In June 2018, Sen was arrested by the Pune police under provisions of the Indian Penal Code (IPC) and the UAPA, along with human rights lawyer and Dalit rights activist Surendra Gadling, activist, actor, and publisher Sudhir Dhawale, activist Mahesh Raut, and activist and researcher Rona Wilson, for their alleged involvement in the Bhima Koregaon violence.

On January 17 this year, the Bombay High Court refused to examine the Order of the additional sessions judge, Pune that rejected Sen’s bail application and asked her to approach a special court under the National Investigation Agency Act, 2008 for bail instead, on the ground that during the pendency of Sen’s application before the high court, the investigation had been transferred to the NIA.

The trial is yet to begin in the Bhima Koregaon case. The prosecution has filed a chargesheet exceeding 5,000 pages and intends to cross-examine at least 200 witnesses. Several of the accused persons, including Sen, have now spent almost five years in judicial custody without trial.
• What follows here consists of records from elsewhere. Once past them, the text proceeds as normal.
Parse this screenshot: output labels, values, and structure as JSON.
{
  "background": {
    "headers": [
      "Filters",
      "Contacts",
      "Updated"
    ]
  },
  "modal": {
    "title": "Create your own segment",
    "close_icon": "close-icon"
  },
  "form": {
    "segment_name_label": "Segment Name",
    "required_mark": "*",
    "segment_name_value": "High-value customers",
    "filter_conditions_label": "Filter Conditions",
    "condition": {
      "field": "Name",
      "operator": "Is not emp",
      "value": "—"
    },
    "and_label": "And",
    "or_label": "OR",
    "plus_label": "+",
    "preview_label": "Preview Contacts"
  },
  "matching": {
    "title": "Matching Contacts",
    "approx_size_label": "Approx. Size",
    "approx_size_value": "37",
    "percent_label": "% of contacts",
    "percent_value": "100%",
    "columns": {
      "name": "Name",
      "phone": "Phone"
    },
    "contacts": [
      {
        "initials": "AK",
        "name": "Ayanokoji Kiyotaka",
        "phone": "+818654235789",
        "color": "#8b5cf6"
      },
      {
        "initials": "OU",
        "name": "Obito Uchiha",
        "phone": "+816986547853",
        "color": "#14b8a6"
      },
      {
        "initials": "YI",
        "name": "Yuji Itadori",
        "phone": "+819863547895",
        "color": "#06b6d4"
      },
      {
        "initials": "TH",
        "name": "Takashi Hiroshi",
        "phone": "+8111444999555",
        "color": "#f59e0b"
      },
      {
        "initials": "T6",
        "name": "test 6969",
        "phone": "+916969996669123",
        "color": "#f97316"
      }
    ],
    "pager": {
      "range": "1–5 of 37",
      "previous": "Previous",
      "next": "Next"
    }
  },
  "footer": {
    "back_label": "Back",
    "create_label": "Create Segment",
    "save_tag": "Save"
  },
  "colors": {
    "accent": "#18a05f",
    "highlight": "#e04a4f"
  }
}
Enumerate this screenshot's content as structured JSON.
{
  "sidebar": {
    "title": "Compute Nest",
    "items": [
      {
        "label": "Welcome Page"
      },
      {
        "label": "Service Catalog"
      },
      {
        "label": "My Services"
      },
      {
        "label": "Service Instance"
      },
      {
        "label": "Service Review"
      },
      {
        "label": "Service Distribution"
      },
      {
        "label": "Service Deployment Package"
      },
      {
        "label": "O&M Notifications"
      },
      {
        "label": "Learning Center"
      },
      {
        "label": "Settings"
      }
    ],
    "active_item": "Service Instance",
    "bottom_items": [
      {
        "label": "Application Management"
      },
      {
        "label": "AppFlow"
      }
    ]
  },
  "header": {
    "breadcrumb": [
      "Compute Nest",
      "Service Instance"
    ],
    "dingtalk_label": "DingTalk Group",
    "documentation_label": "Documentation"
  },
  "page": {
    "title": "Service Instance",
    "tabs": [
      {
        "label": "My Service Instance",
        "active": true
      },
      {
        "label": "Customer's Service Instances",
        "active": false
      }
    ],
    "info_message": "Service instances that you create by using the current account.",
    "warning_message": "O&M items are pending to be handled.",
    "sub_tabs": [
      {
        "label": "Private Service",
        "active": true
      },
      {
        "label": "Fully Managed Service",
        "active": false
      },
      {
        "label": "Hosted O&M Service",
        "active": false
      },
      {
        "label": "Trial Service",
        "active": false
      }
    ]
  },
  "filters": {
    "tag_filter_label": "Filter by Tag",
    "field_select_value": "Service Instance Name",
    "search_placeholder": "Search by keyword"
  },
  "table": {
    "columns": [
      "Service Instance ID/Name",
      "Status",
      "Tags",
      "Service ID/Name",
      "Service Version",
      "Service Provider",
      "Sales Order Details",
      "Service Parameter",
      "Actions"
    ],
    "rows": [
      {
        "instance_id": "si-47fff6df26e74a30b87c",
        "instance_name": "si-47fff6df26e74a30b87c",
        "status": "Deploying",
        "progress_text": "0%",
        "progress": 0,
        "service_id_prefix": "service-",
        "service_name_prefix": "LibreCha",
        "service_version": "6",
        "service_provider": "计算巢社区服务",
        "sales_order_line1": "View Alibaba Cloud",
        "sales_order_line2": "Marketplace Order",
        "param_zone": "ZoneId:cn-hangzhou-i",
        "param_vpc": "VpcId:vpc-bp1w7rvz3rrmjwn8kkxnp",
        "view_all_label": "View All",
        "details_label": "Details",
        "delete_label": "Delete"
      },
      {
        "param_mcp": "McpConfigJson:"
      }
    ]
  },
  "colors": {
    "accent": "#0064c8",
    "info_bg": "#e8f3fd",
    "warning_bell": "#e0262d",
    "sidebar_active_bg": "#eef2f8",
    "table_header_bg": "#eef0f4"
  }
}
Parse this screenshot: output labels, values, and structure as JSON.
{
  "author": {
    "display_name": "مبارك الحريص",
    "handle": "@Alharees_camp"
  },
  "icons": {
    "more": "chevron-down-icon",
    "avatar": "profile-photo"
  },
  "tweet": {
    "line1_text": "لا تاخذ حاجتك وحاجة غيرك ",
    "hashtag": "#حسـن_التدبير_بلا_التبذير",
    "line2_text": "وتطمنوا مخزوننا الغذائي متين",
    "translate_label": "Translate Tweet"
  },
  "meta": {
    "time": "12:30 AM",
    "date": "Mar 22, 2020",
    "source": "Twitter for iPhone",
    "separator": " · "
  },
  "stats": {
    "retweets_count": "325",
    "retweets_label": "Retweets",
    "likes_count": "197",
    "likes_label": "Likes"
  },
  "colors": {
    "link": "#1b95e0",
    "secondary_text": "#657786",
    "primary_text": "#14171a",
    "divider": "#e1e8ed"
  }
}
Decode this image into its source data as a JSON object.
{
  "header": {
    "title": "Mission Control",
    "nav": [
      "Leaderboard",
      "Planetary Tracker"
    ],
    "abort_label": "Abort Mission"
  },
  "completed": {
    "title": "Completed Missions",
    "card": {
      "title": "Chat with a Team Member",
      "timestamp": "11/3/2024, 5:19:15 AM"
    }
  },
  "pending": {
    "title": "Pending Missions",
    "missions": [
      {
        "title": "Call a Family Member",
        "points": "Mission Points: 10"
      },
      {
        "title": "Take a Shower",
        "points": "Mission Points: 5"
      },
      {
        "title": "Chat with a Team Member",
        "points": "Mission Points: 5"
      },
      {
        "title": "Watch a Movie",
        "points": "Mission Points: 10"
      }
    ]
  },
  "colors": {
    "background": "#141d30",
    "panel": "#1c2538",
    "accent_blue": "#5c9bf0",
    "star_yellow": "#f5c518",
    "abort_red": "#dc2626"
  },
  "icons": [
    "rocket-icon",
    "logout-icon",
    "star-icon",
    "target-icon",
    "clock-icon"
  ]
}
Five of the accused persons, trade unionist, activist and lawyer Sudha Bharadwaj, activist, poet, writer and teacher P. Varavara Rao, scholar, writer, and civil rights activist Dr Anand Teltumbde, trade unionist and activist Vernon Gonsalves, lawyer and activist Arun Ferreira have managed to secure bail so far. Another co-accused, tribal rights activist and Jesuit priest Father Stan Swamy, passed away due to Covid-19 in custody in June 2021 after incarceration for over seven months.